No wonder the place was swamped. The line stretched halfway down the hall.

The cooking team—robes and headscarves tied tight—were working with the efficiency of a Michelin-star kitchen. Girls in uniform darted between tables with steaming bowls while the guys cleared plates at lightning speed.

"Thanks to Ginjo-san's proposal, our menu doesn't overlap with other classes," Mizutani said, watching the crowd with pride. "Local specialties always sell during festivals."

"But this many guests? Isn't it… too many?" I asked, watching another group join the queue.

"That's why everyone's swamped. Speaking of which… since you're here, could you help entertain guests? Okamoto's… unavailable."

Translation: Okamoto bailed. And I, apparently, was the replacement.

"Oh wait—your finger's still injured!" Mizutani's eyes darted to the fixator on my hand.

"This? Just a scratch. I can still take orders."

She actually looked touched. Before I could stop her, she'd fetched a festival robe and handed it over.

"Then I'm counting on you, Ginjo-san."

And so began my sudden debut as a ramen shop waiter.

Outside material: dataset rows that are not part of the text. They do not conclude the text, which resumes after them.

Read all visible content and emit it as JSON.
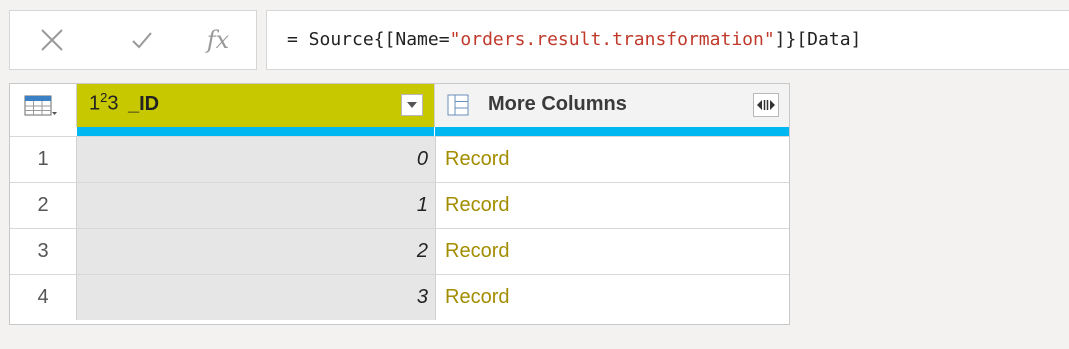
{
  "formula_bar": {
    "cancel_icon": "x-icon",
    "confirm_icon": "check-icon",
    "fx_label": "fx",
    "formula_prefix": "= Source{[Name=",
    "formula_string": "\"orders.result.transformation\"",
    "formula_suffix": "]}[Data]"
  },
  "grid": {
    "columns": [
      {
        "type_prefix": "1",
        "type_sup": "2",
        "type_suffix": "3",
        "name": "_ID",
        "header_color": "#c8c800"
      },
      {
        "name": "More Columns"
      }
    ],
    "rows": [
      {
        "num": "1",
        "id": "0",
        "value": "Record"
      },
      {
        "num": "2",
        "id": "1",
        "value": "Record"
      },
      {
        "num": "3",
        "id": "2",
        "value": "Record"
      },
      {
        "num": "4",
        "id": "3",
        "value": "Record"
      }
    ],
    "record_color": "#a38d00",
    "quality_bar_color": "#00b7f1"
  }
}
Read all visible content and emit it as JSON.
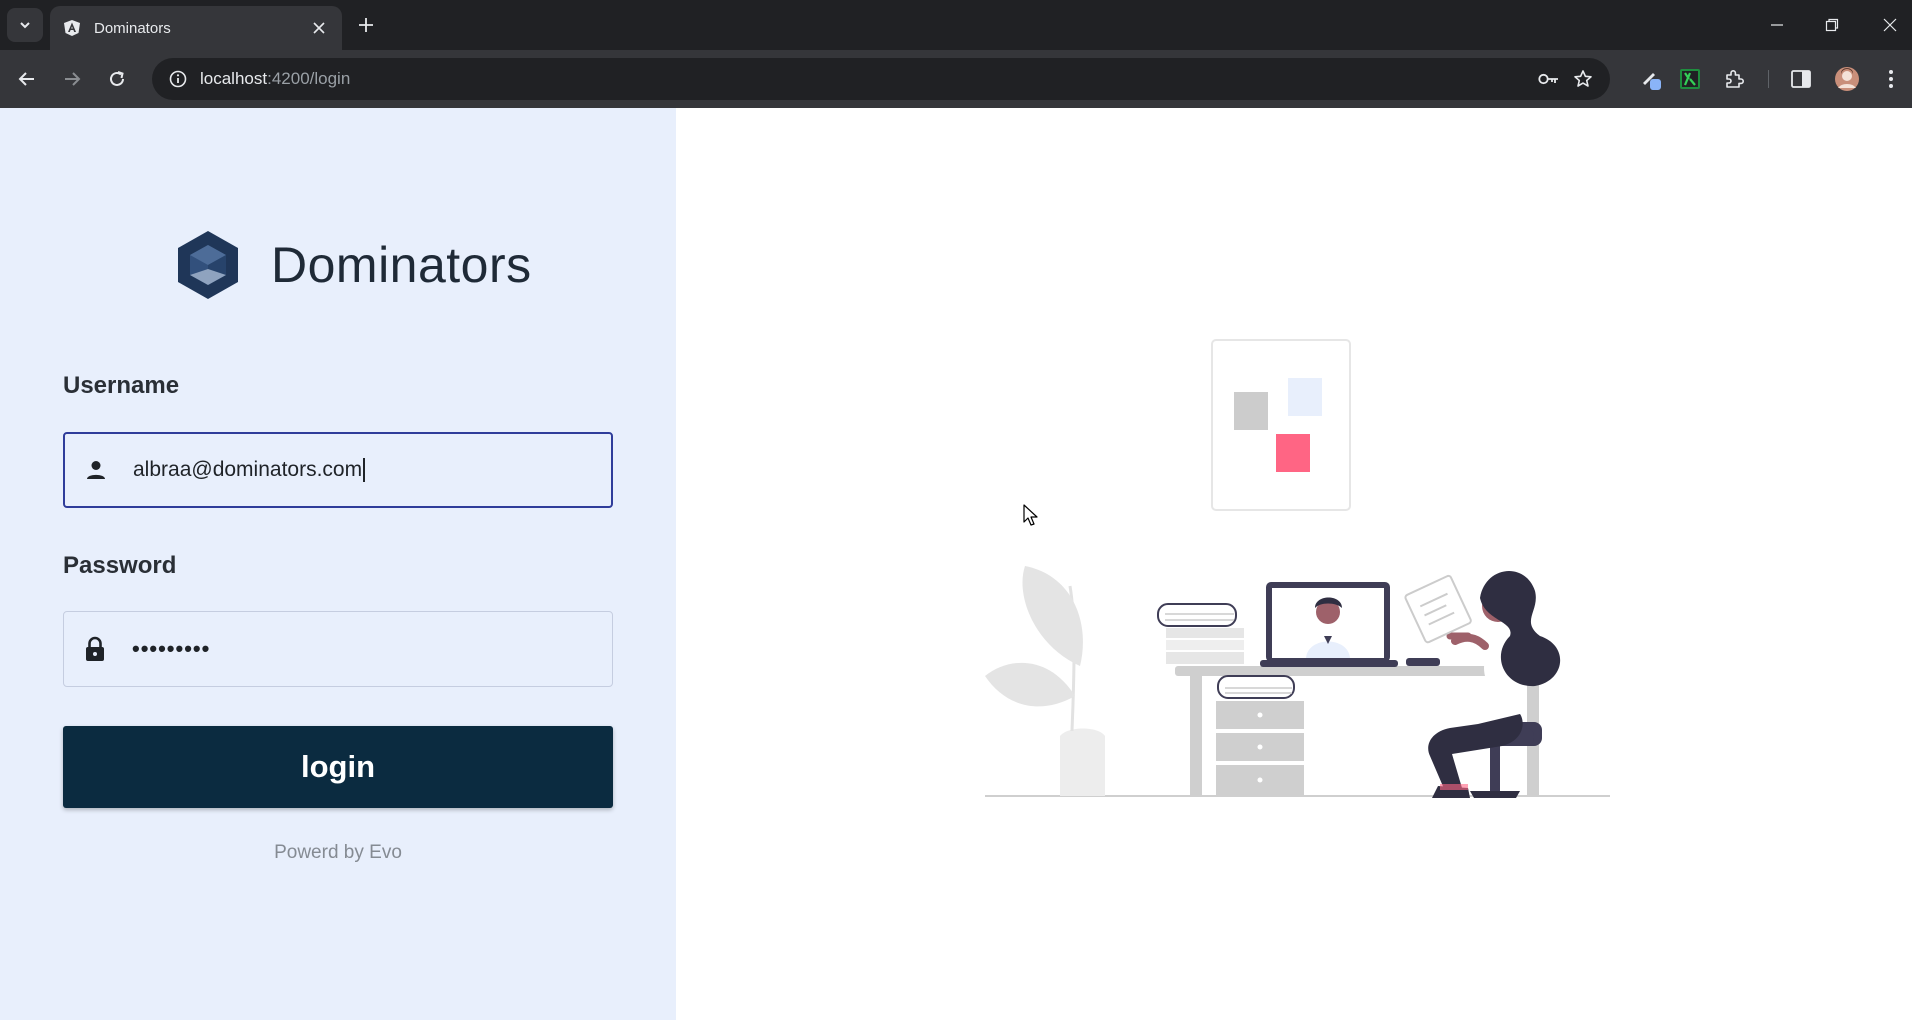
{
  "browser": {
    "tab": {
      "title": "Dominators"
    },
    "url": {
      "host": "localhost",
      "path": ":4200/login"
    }
  },
  "login": {
    "brand": "Dominators",
    "username_label": "Username",
    "username_value": "albraa@dominators.com",
    "password_label": "Password",
    "password_mask": "•••••••••",
    "login_label": "login",
    "footer": "Powerd by Evo"
  },
  "colors": {
    "panel_bg": "#e8effc",
    "button_bg": "#0b2b40",
    "focus_border": "#2f3c9a",
    "accent_pink": "#ff6584"
  },
  "icons": {
    "username_field": "person-icon",
    "password_field": "lock-icon"
  }
}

Queue management, customer greetings, order slips—rinse and repeat. The steady rhythm was almost hypnotic… until—

"Ginjo-san, there's a guest here who needs you~"

That voice—Shiraishi Lisa. I turned, already suspicious, and—

…My brain almost blue-screened.

Standing there wasn't just Lisa. It was Lisa in a kimono.

Dark blue silk patterned with drifting cherry blossoms, a pink obi tied in a perfect bow, silver hair styled into soft twin buns with a white floral headband. The rest of her hair cascaded over her shoulders like moonlight on water.

The fabric traced every line of her figure—without showing anything indecent, yet somehow being far more dangerous.

I might've stared. Okay, I definitely stared.

"Ginjo-san," she said, lifting a round fan to hide half her smile, "it's not very polite to keep staring at customers like that."

Polite? Lady, I'm trying not to forget how to breathe.